Após ter braço amputado, passista comemora retorno ao samba: "Pensei que tinha acabado"
Alessandra Silva, de 36 anos, chegou no hospital para retirar miomas e voltou para casa sem útero e com um braço amputado
A passista Alessandra Silva, de 36 anos, da Acadêmicos do Grande Rio, foi internada em fevereiro do ano passado para retirar miomas e, além de voltar para casa sem o útero, ela também teve um braço amputado. Assim, ela se tornou uma pessoa com deficiência.
Após os procedimentos, a trancista se viu sem trabalho, uma vez que precisava dos braços para trabalhar, e sem o samba, pois não se imaginava dançando com um braço amputado. No quarto do hospital Souza Aguiar, Alessandra pensou em pular do prédio.
"Pensei: ‘Se eu rolar para lá, só vão ver quando eu cair’. Mas aí, Deus me deu uma resposta na hora. Entrou uma faxineira e falou: ‘Tá fazendo o que aí? Eu sei o que você está pensando. Pode descer daí agora’. Eu ia pular, mas ela me acolheu e me colocou para ouvir um louvor, me deu um estalo e resolvi lutar", relembrou em entrevista ao gshow.
Alessandra terminou o noivado de 13 anos com o sargento da Aeronáutica Alessandro França Dias. "A ideia de ter filho, família, acabou. Meu trabalho acabou, e pensei que meu samba também tinha acabado, mas foi ele que me salvou", contou.
A mãe da passista, Ana Maria, de 64 anos, encorajou a filha a voltar para o samba e, certo dia, ela foi à quadra da Grande Rio para assistir o ensaio da escola. Alessandra foi convidada pelo mestre de bateria, Fafá, para sambar no lugar da rainha de bateria Paolla Oliveira.

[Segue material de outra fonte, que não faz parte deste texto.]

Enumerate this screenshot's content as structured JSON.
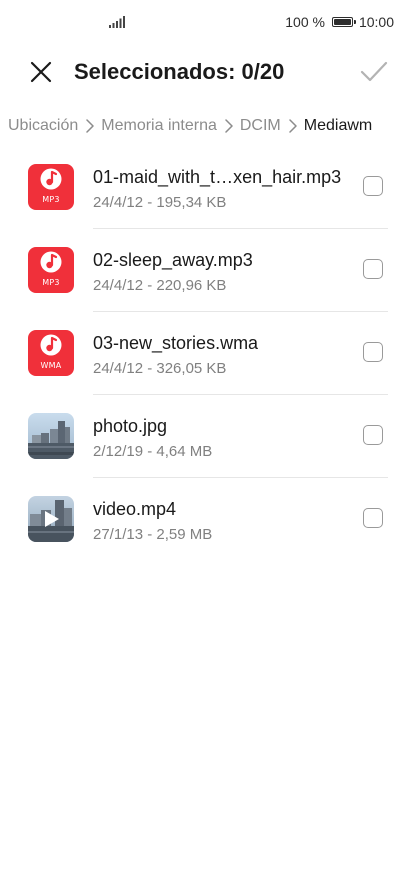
{
  "status_bar": {
    "battery_percent": "100 %",
    "time": "10:00",
    "signal_icon": "signal-icon",
    "battery_icon": "battery-icon"
  },
  "header": {
    "title": "Seleccionados: 0/20",
    "close_icon": "close-icon",
    "confirm_icon": "check-icon"
  },
  "breadcrumb": {
    "items": [
      "Ubicación",
      "Memoria interna",
      "DCIM",
      "Mediawm"
    ]
  },
  "files": [
    {
      "name": "01-maid_with_t…xen_hair.mp3",
      "meta": "24/4/12 - 195,34 KB",
      "type": "audio",
      "ext": "MP3",
      "checked": false
    },
    {
      "name": "02-sleep_away.mp3",
      "meta": "24/4/12 - 220,96 KB",
      "type": "audio",
      "ext": "MP3",
      "checked": false
    },
    {
      "name": "03-new_stories.wma",
      "meta": "24/4/12 - 326,05 KB",
      "type": "audio",
      "ext": "WMA",
      "checked": false
    },
    {
      "name": "photo.jpg",
      "meta": "2/12/19 - 4,64 MB",
      "type": "image",
      "checked": false
    },
    {
      "name": "video.mp4",
      "meta": "27/1/13 - 2,59 MB",
      "type": "video",
      "checked": false
    }
  ],
  "colors": {
    "audio_icon_bg": "#f0303a",
    "text_primary": "#1a1a1a",
    "text_secondary": "#808080"
  }
}
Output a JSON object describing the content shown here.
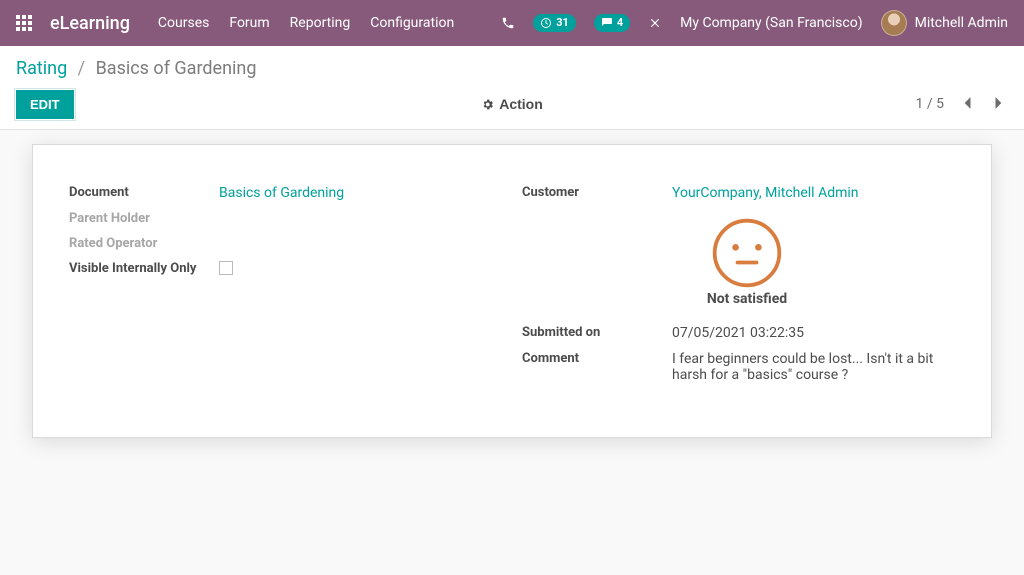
{
  "navbar": {
    "brand": "eLearning",
    "menu": [
      "Courses",
      "Forum",
      "Reporting",
      "Configuration"
    ],
    "clock_badge": "31",
    "chat_badge": "4",
    "company": "My Company (San Francisco)",
    "user": "Mitchell Admin"
  },
  "breadcrumb": {
    "parent": "Rating",
    "current": "Basics of Gardening"
  },
  "controls": {
    "edit": "EDIT",
    "action": "Action",
    "pager": "1 / 5"
  },
  "form": {
    "left": {
      "document_label": "Document",
      "document_value": "Basics of Gardening",
      "parent_holder_label": "Parent Holder",
      "rated_operator_label": "Rated Operator",
      "visible_internally_label": "Visible Internally Only"
    },
    "right": {
      "customer_label": "Customer",
      "customer_value": "YourCompany, Mitchell Admin",
      "rating_text": "Not satisfied",
      "submitted_label": "Submitted on",
      "submitted_value": "07/05/2021 03:22:35",
      "comment_label": "Comment",
      "comment_value": "I fear beginners could be lost... Isn't it a bit harsh for a \"basics\" course ?"
    }
  }
}
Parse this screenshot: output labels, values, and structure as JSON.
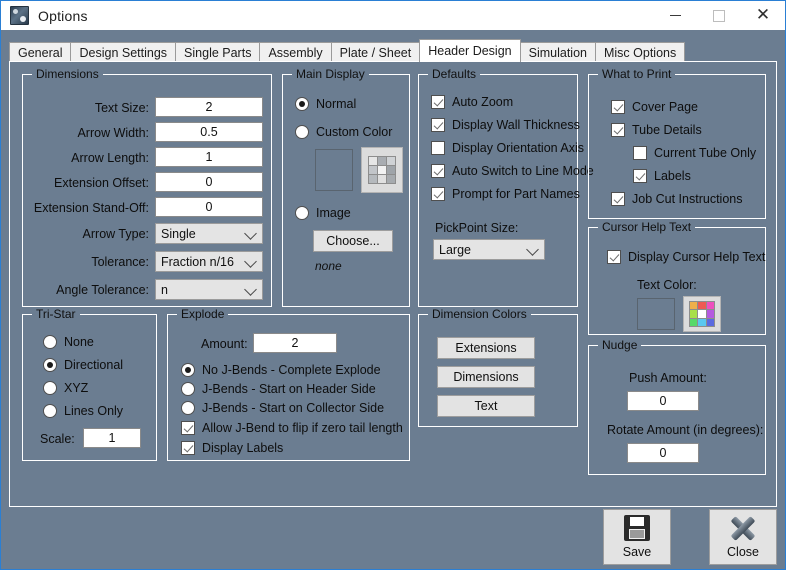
{
  "window": {
    "title": "Options",
    "minimize_label": "–",
    "maximize_label": "□",
    "close_label": "×"
  },
  "tabs": [
    {
      "label": "General",
      "active": false
    },
    {
      "label": "Design Settings",
      "active": false
    },
    {
      "label": "Single Parts",
      "active": false
    },
    {
      "label": "Assembly",
      "active": false
    },
    {
      "label": "Plate / Sheet",
      "active": false
    },
    {
      "label": "Header Design",
      "active": true
    },
    {
      "label": "Simulation",
      "active": false
    },
    {
      "label": "Misc Options",
      "active": false
    }
  ],
  "dimensions": {
    "title": "Dimensions",
    "fields": [
      {
        "label": "Text Size:",
        "value": "2"
      },
      {
        "label": "Arrow Width:",
        "value": "0.5"
      },
      {
        "label": "Arrow Length:",
        "value": "1"
      },
      {
        "label": "Extension Offset:",
        "value": "0"
      },
      {
        "label": "Extension Stand-Off:",
        "value": "0"
      }
    ],
    "combos": [
      {
        "label": "Arrow Type:",
        "value": "Single"
      },
      {
        "label": "Tolerance:",
        "value": "Fraction n/16"
      },
      {
        "label": "Angle Tolerance:",
        "value": "n"
      }
    ]
  },
  "main_display": {
    "title": "Main Display",
    "options": [
      {
        "label": "Normal",
        "selected": true
      },
      {
        "label": "Custom Color",
        "selected": false
      },
      {
        "label": "Image",
        "selected": false
      }
    ],
    "swatch_color": "#6b7d91",
    "choose_label": "Choose...",
    "image_name": "none"
  },
  "defaults": {
    "title": "Defaults",
    "checkboxes": [
      {
        "label": "Auto Zoom",
        "checked": true
      },
      {
        "label": "Display Wall Thickness",
        "checked": true
      },
      {
        "label": "Display Orientation Axis",
        "checked": false
      },
      {
        "label": "Auto Switch to Line Mode",
        "checked": true
      },
      {
        "label": "Prompt for Part Names",
        "checked": true
      }
    ],
    "pickpoint_label": "PickPoint Size:",
    "pickpoint_value": "Large"
  },
  "what_to_print": {
    "title": "What to Print",
    "checkboxes": [
      {
        "label": "Cover Page",
        "checked": true,
        "indent": 0
      },
      {
        "label": "Tube Details",
        "checked": true,
        "indent": 0
      },
      {
        "label": "Current Tube Only",
        "checked": false,
        "indent": 1
      },
      {
        "label": "Labels",
        "checked": true,
        "indent": 1
      },
      {
        "label": "Job Cut Instructions",
        "checked": true,
        "indent": 0
      }
    ]
  },
  "cursor_help_text": {
    "title": "Cursor Help Text",
    "checkbox": {
      "label": "Display Cursor Help Text",
      "checked": true
    },
    "color_label": "Text Color:",
    "swatch_color": "#6b7d91",
    "palette_colors": [
      "#f0b04a",
      "#ee5a52",
      "#ee4fbe",
      "#a8e04a",
      "#ffffff",
      "#b45ae0",
      "#56d96a",
      "#5ac8f0",
      "#5a6ae0"
    ]
  },
  "nudge": {
    "title": "Nudge",
    "push_label": "Push Amount:",
    "push_value": "0",
    "rotate_label": "Rotate Amount (in degrees):",
    "rotate_value": "0"
  },
  "tri_star": {
    "title": "Tri-Star",
    "options": [
      {
        "label": "None",
        "selected": false
      },
      {
        "label": "Directional",
        "selected": true
      },
      {
        "label": "XYZ",
        "selected": false
      },
      {
        "label": "Lines Only",
        "selected": false
      }
    ],
    "scale_label": "Scale:",
    "scale_value": "1"
  },
  "explode": {
    "title": "Explode",
    "amount_label": "Amount:",
    "amount_value": "2",
    "options": [
      {
        "label": "No J-Bends  -  Complete Explode",
        "selected": true
      },
      {
        "label": "J-Bends  -  Start on Header Side",
        "selected": false
      },
      {
        "label": "J-Bends  -  Start on Collector Side",
        "selected": false
      }
    ],
    "checkboxes": [
      {
        "label": "Allow J-Bend to flip if zero tail length",
        "checked": true
      },
      {
        "label": "Display Labels",
        "checked": true
      }
    ]
  },
  "dimension_colors": {
    "title": "Dimension Colors",
    "buttons": [
      "Extensions",
      "Dimensions",
      "Text"
    ]
  },
  "footer": {
    "save_label": "Save",
    "close_label": "Close"
  },
  "theme": {
    "background": "#6b7d91",
    "accent": "#2a7fd4"
  }
}
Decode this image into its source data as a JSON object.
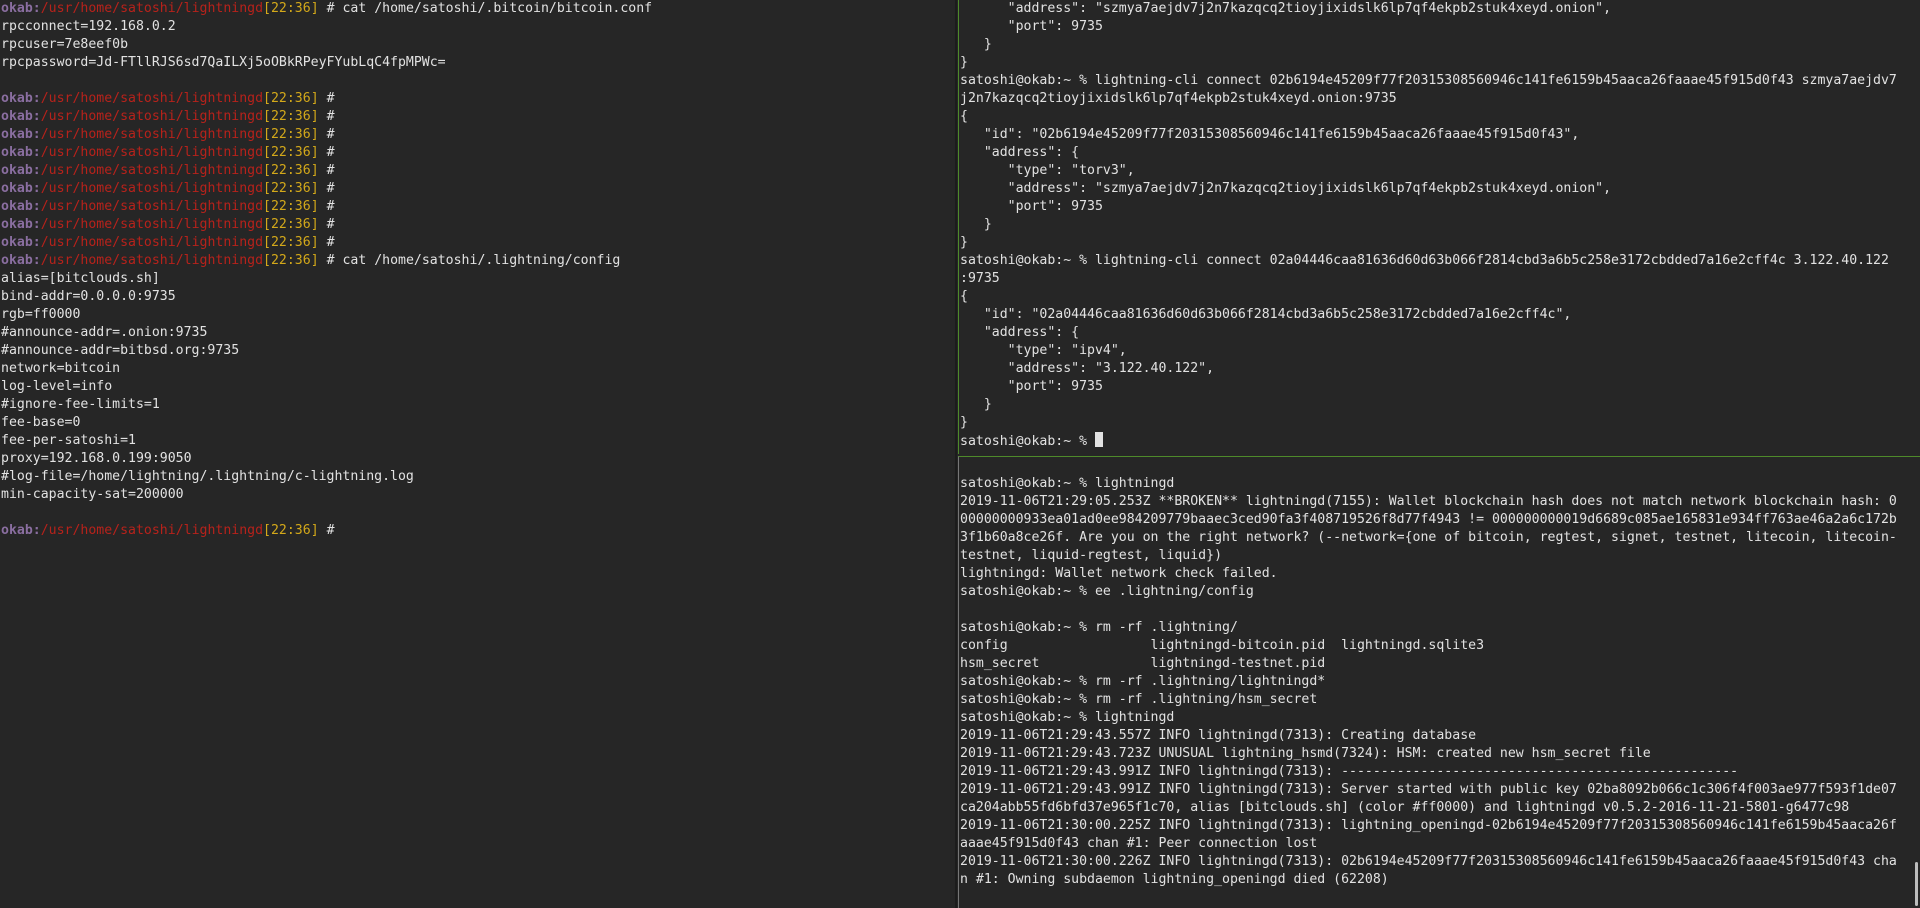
{
  "left_pane": {
    "prompt": {
      "host": "okab",
      "path": "/usr/home/satoshi/lightningd",
      "time": "22:36"
    },
    "lines": [
      {
        "type": "prompt",
        "command": "cat /home/satoshi/.bitcoin/bitcoin.conf"
      },
      {
        "type": "out",
        "text": "rpcconnect=192.168.0.2"
      },
      {
        "type": "out",
        "text": "rpcuser=7e8eef0b"
      },
      {
        "type": "out",
        "text": "rpcpassword=Jd-FTllRJS6sd7QaILXj5oOBkRPeyFYubLqC4fpMPWc="
      },
      {
        "type": "out",
        "text": ""
      },
      {
        "type": "prompt",
        "command": ""
      },
      {
        "type": "prompt",
        "command": ""
      },
      {
        "type": "prompt",
        "command": ""
      },
      {
        "type": "prompt",
        "command": ""
      },
      {
        "type": "prompt",
        "command": ""
      },
      {
        "type": "prompt",
        "command": ""
      },
      {
        "type": "prompt",
        "command": ""
      },
      {
        "type": "prompt",
        "command": ""
      },
      {
        "type": "prompt",
        "command": ""
      },
      {
        "type": "prompt",
        "command": "cat /home/satoshi/.lightning/config"
      },
      {
        "type": "out",
        "text": "alias=[bitclouds.sh]"
      },
      {
        "type": "out",
        "text": "bind-addr=0.0.0.0:9735"
      },
      {
        "type": "out",
        "text": "rgb=ff0000"
      },
      {
        "type": "out",
        "text": "#announce-addr=.onion:9735"
      },
      {
        "type": "out",
        "text": "#announce-addr=bitbsd.org:9735"
      },
      {
        "type": "out",
        "text": "network=bitcoin"
      },
      {
        "type": "out",
        "text": "log-level=info"
      },
      {
        "type": "out",
        "text": "#ignore-fee-limits=1"
      },
      {
        "type": "out",
        "text": "fee-base=0"
      },
      {
        "type": "out",
        "text": "fee-per-satoshi=1"
      },
      {
        "type": "out",
        "text": "proxy=192.168.0.199:9050"
      },
      {
        "type": "out",
        "text": "#log-file=/home/lightning/.lightning/c-lightning.log"
      },
      {
        "type": "out",
        "text": "min-capacity-sat=200000"
      },
      {
        "type": "out",
        "text": ""
      },
      {
        "type": "prompt",
        "command": ""
      }
    ]
  },
  "top_right_pane": {
    "lines": [
      "      \"address\": \"szmya7aejdv7j2n7kazqcq2tioyjixidslk6lp7qf4ekpb2stuk4xeyd.onion\",",
      "      \"port\": 9735",
      "   }",
      "}",
      "satoshi@okab:~ % lightning-cli connect 02b6194e45209f77f20315308560946c141fe6159b45aaca26faaae45f915d0f43 szmya7aejdv7",
      "j2n7kazqcq2tioyjixidslk6lp7qf4ekpb2stuk4xeyd.onion:9735",
      "{",
      "   \"id\": \"02b6194e45209f77f20315308560946c141fe6159b45aaca26faaae45f915d0f43\",",
      "   \"address\": {",
      "      \"type\": \"torv3\",",
      "      \"address\": \"szmya7aejdv7j2n7kazqcq2tioyjixidslk6lp7qf4ekpb2stuk4xeyd.onion\",",
      "      \"port\": 9735",
      "   }",
      "}",
      "satoshi@okab:~ % lightning-cli connect 02a04446caa81636d60d63b066f2814cbd3a6b5c258e3172cbdded7a16e2cff4c 3.122.40.122",
      ":9735",
      "{",
      "   \"id\": \"02a04446caa81636d60d63b066f2814cbd3a6b5c258e3172cbdded7a16e2cff4c\",",
      "   \"address\": {",
      "      \"type\": \"ipv4\",",
      "      \"address\": \"3.122.40.122\",",
      "      \"port\": 9735",
      "   }",
      "}"
    ],
    "final_prompt": "satoshi@okab:~ % "
  },
  "bottom_right_pane": {
    "lines": [
      "",
      "satoshi@okab:~ % lightningd",
      "2019-11-06T21:29:05.253Z **BROKEN** lightningd(7155): Wallet blockchain hash does not match network blockchain hash: 0",
      "00000000933ea01ad0ee984209779baaec3ced90fa3f408719526f8d77f4943 != 000000000019d6689c085ae165831e934ff763ae46a2a6c172b",
      "3f1b60a8ce26f. Are you on the right network? (--network={one of bitcoin, regtest, signet, testnet, litecoin, litecoin-",
      "testnet, liquid-regtest, liquid})",
      "lightningd: Wallet network check failed.",
      "satoshi@okab:~ % ee .lightning/config",
      "",
      "satoshi@okab:~ % rm -rf .lightning/",
      "config                  lightningd-bitcoin.pid  lightningd.sqlite3",
      "hsm_secret              lightningd-testnet.pid",
      "satoshi@okab:~ % rm -rf .lightning/lightningd*",
      "satoshi@okab:~ % rm -rf .lightning/hsm_secret",
      "satoshi@okab:~ % lightningd",
      "2019-11-06T21:29:43.557Z INFO lightningd(7313): Creating database",
      "2019-11-06T21:29:43.723Z UNUSUAL lightning_hsmd(7324): HSM: created new hsm_secret file",
      "2019-11-06T21:29:43.991Z INFO lightningd(7313): --------------------------------------------------",
      "2019-11-06T21:29:43.991Z INFO lightningd(7313): Server started with public key 02ba8092b066c1c306f4f003ae977f593f1de07",
      "ca204abb55fd6bfd37e965f1c70, alias [bitclouds.sh] (color #ff0000) and lightningd v0.5.2-2016-11-21-5801-g6477c98",
      "2019-11-06T21:30:00.225Z INFO lightningd(7313): lightning_openingd-02b6194e45209f77f20315308560946c141fe6159b45aaca26f",
      "aaae45f915d0f43 chan #1: Peer connection lost",
      "2019-11-06T21:30:00.226Z INFO lightningd(7313): 02b6194e45209f77f20315308560946c141fe6159b45aaca26faaae45f915d0f43 cha",
      "n #1: Owning subdaemon lightning_openingd died (62208)"
    ]
  },
  "colors": {
    "background": "#262626",
    "foreground": "#e2e2e2",
    "prompt_host": "#8a6ea0",
    "prompt_path": "#b7221b",
    "prompt_time": "#d4a91a",
    "active_border": "#4e8a2a"
  }
}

"O coração acelerou e pensei: ‘Eu tô viva! Estou sambando! Não posso desistir, não", disse ao gshow.
De volta ao samba
Alessandra contou que no começo foi difícil por causa do braço, ela não conseguia se equilibrar e o corpo tombava para o lado direito. "O peso do corpo fica uma coisa impressionante e com as plataformas é ainda mais difícil. Mas fui melhorando e percebi que era importante alinhar o ombro e ficar controlando", disse.
A passista ganhou da diretoria da Grande Rio uma prótese para o braço amputado. Ainda em fase de testes, Alessandra começará a usar a prótese em breve, mas não será no Carnaval. Ela tem medo que a chuva danifique o acessório.
"Quando vi o braço levantando, a mão fazendo assim (mexe os dedos da mão direita) eu disse: ‘'Meu Deus! Eu vou poder me olhar no espelho!’ Fui para a internet comprar manguinhas com tatuagem e penso em colocar unhas de acrigel nos dedinhos (risos). A intensidade do braço mecânico é igual a da outra mão", contou.
Ela retomou o relacionamento com o noivo e, ao lado dele, saiu na rua pela primeira vez com o braço amputado. Alessandra contou que duas mulheres riram da situação dela em um bar e decidiu ir até elas. "Falei que estava ali para agradecer porque era por causa de pessoas como elas que me levantava todos os dias para lutar e correr atrás dos meus sonhos. Pessoas como elas me dão munição para levantar e sobreviver. Ainda avisei que tinham duas cervejas pagas para as duas e fui embora", disse ao gshow.
Atualmente, Alessandra conversa com outras pessoas com deficiência para trocar experiências. "Tenho que agradecer a Deus todo dia por ter me deixado as pernas para continuar fazendo o que eu gosto, que é sambar. Também nunca perdi a fé, que me salvou em vários momentos. Agradeço muito pela minha mãe que falava para mim: ‘Minha filha, levanta! Não desiste, não perde seu sorriso lindo que a gente ama ver'", afirmou.
A trancista ainda falou do seu sonho de ser mãe. "Meu sonho era ter um barrigão e a criança já ia nascer com roupa de passista! Mas aconteceu esse desastre todo e as pessoas diziam que eu podia adotar. Resisti um pouco, mas agora eu quero", contou.
"Vou adotar uma pretinha com o cabelo igual ao meu e colocar um monte de laço, vai ser a coisa mais linda do mundo", finalizou ela.
Alessandra Silva
Moradora de Duque de Caxias, na Baixada Fluminense, Alessandra trabalha como trancista há quase 20 anos. Apaixonada por samba e pela Acadêmicos do Grande Rio, ela começou a desfilar pela escola aos 19 anos de idade.
O último Carnaval que participou foi o de 2022, no qual a Grande Rio ganhou pela primeira vez o Carnaval do Rio. Na ocasião, a escola apresentou um enredo sobre o orixá Exu.